Abnormalities in resting-state functional brain activity have been detected in patients with temporal lobe epilepsy (TLE). The results of individual neuroimaging studies of TLE, however, are frequently inconsistent due to small and heterogeneous samples, analytical flexibility, and publication bias toward positive findings. To investigate the most consistent regions of resting-state functional brain activity abnormality in patients with TLE through a quantitative meta-analysis of published neuroimaging data.

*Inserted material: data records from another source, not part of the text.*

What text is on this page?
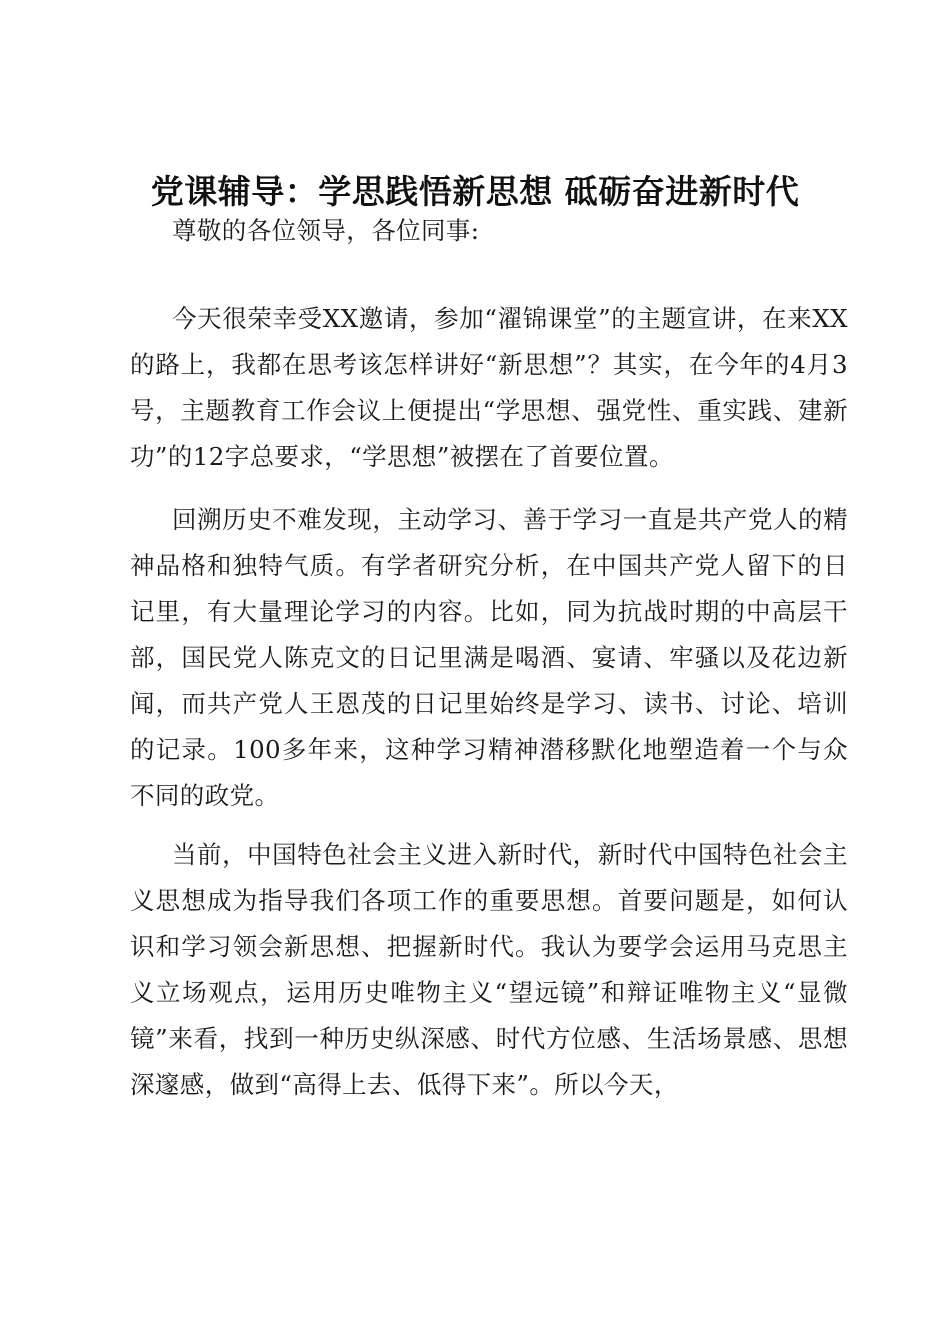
党课辅导：学思践悟新思想 砥砺奋进新时代

尊敬的各位领导，各位同事:

今天很荣幸受XX邀请，参加“濯锦课堂”的主题宣讲，在来XX的路上，我都在思考该怎样讲好“新思想”？其实，在今年的4月3号，主题教育工作会议上便提出“学思想、强党性、重实践、建新功”的12字总要求，“学思想”被摆在了首要位置。

回溯历史不难发现，主动学习、善于学习一直是共产党人的精神品格和独特气质。有学者研究分析，在中国共产党人留下的日记里，有大量理论学习的内容。比如，同为抗战时期的中高层干部，国民党人陈克文的日记里满是喝酒、宴请、牢骚以及花边新闻，而共产党人王恩茂的日记里始终是学习、读书、讨论、培训的记录。100多年来，这种学习精神潜移默化地塑造着一个与众不同的政党。

当前，中国特色社会主义进入新时代，新时代中国特色社会主义思想成为指导我们各项工作的重要思想。首要问题是，如何认识和学习领会新思想、把握新时代。我认为要学会运用马克思主义立场观点，运用历史唯物主义“望远镜”和辩证唯物主义“显微镜”来看，找到一种历史纵深感、时代方位感、生活场景感、思想深邃感，做到“高得上去、低得下来”。所以今天，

Meta-analysis. Exactly 1474 TLE patients (716 males and 758 females) from 31 studies on resting-state functional brain activity were included in this study. Studies utilizing 1.5 T or 3 T MR scanners were included for meta-analysis. Resting-state functional MRI using gradient echo-planar imaging, T1-weighted imaging. PubMed, Web of Science, Chinese National Knowledge Infrastructure, and WanFang databases were searched to identify studies investigating amplitude of low-frequency fluctuation (ALFF), fractional ALFF (fALFF), and regional homogeneity (ReHo) at the whole-brain level between patients with TLE and healthy controls (HCs). Seed-based d Mapping with Permutation of Subject Images, standard randomization tests and meta-regression analysis were used. Results were significant if P < 0.05 with family-wise error corrected. Patients with TLE displayed resting-state functional brain activity which was a significant increase in the right hippocampus, and significant decrease in the right angular gurus and right precuneus. Additionally, the meta-regression analysis demonstrated that age (P = 0.231), sex distribution (P = 0.376), and illness duration (P = 0.184), did not show significant associations with resting state functional brain activity in patients with TLE. Common alteration patterns of spontaneous brain activity were identified in the right hippocampus and default-model network regions in patients with TLE. These findings may contribute to understanding of the underlying mechanism for potentially effective intervention of TLE. Stage 2.